Hier beschreiben wir ein Protokoll für die Identifizierung und Charakterisierung der relativen bakteriellen Häufigkeiten innerhalb eines menschlichen vaginaler Abstrich. Dieses Protokoll kann leicht für andere Probentypen, wie Stuhl und Tupfer anderer Körperstellen angepaßt werden, und für Proben aus einer Vielzahl von Quellen gesammelt. Die Extraktion von Nukleinsäure von sicken Schlagen in einer gepufferten Lösung von Phenol und Chloroform ermöglicht die Isolierung von sowohl DNA als auch RNA, die besonders wichtig ist, wenn sie mit wertvollen Proben gesammelt durch klinische Studien zu arbeiten. Die isolierte bakterielle DNA eignet sich hervorragend für bakterielle taxonomische Identifizierung und genomische Montage, während die gleichzeitige Sammlung von RNA die Möglichkeit bietet, funktionelle bakterielle Wirt und Virus-Beiträge durch RNA-seq zu bestimmen. Das beschriebene Protokoll basiert auf einer validierten Ein-Schritt – Primer – Set , das auf einer Vielzahl von Probenarten erfolgreich eingesetzt wurde, einschließlich Mensch, Hund und Umweltproben 10 </sup>. Die Verfügbarkeit von Tausenden von barcodierte Primer ermöglicht Multiplexing von Proben und enorme Einsparungen bei den Sequenzierungskosten. Der komplette Kosten (einschließlich aller Reagenzien, einer einzigen Sequenzierungslauf und Primer aber nicht Ausrüstung) ist etwa 20 $ pro Probe bei 200 Proben gemultiplext werden. Zusätzlich gibt es eine sehr hohe Reproduzierbarkeit wenn mehrere Tupfer aus der gleichen Probenstelle unabhängig durch die gesamte Pipeline verarbeitet werden. Insgesamt ist das Protokoll, kosteneffizient, flexibel, zuverlässig und wiederholbar.

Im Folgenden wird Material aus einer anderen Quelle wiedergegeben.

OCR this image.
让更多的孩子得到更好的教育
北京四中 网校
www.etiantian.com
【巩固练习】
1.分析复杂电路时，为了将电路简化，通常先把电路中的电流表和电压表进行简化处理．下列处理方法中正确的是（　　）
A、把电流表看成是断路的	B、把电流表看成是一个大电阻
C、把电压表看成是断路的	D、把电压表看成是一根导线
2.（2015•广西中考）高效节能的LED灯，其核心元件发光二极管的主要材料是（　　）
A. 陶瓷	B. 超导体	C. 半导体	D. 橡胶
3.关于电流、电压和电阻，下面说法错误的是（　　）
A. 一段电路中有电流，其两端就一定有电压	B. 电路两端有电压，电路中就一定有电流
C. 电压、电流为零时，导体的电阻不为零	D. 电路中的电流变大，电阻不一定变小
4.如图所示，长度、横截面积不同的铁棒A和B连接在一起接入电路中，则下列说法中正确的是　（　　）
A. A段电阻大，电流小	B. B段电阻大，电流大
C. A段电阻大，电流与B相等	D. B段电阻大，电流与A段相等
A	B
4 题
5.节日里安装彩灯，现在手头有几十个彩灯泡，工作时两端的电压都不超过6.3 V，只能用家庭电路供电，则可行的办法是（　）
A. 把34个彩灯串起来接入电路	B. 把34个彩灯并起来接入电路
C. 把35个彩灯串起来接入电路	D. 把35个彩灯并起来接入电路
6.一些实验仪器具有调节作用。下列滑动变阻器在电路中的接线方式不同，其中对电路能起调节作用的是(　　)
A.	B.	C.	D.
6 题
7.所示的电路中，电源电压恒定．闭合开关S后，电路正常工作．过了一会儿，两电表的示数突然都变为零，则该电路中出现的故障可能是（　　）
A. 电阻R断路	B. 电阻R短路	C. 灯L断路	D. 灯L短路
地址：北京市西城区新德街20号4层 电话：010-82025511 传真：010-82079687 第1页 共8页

Die Nukleinsäureextraktion Teil dieses Protokolls wird durch die erforderlichen Sicherheitsvorkehrungen begrenzt, wenn mit Phenol und Chloroform zu arbeiten, und die Herausforderungen, die Pipeline zu einem hohen Durchsatz zu automatisieren, 96-Well-Plattenformat. Zusätzlich wird die kräftige Wulst Schläge für die mechanische Lyse Schere die bakterielle DNA auf ca. 6 kb Fragmente verwendet; wenn längere DNA-Fragmente werden für Downstream-Anwendungen erforderlich, die Dauer der Wulst Schlagen should verkürzt werden. Die Beschränkungen des Bakterienidentifizierungs Teil dieses Protokolls sind inhärent für jede Methode, die auf 16S-rRNA-Gen-Sequenzierung beruht. 16S-rRNA-Sequenzierung ist für die Identifizierung von Bakterien, die zur Gattung und sogar Artniveau ideal, aber nur selten bietet Verformungspegel Identifikation. Während die V4 variable Region der 16S – rRNA – Gen unter den meisten Bakterienarten 11, zusätzliche Rechenverfahren wie Oligotyping 31 robust Diskriminierungs bietet müssen genau verwendet werden , um bestimmte Arten, wie Lactobacillus crispatus identifizieren. Schließlich Informationen über die genaue bakterielle funktionellen Fähigkeiten in einer bestimmten Probe kann nicht allein durch die 16S-rRNA-Gen-Sequenzierung bestimmt werden, obwohl dieses Protokoll Extraktion von whole genome DNA und RNA ermöglicht, die zu diesem Zweck verwendet werden können.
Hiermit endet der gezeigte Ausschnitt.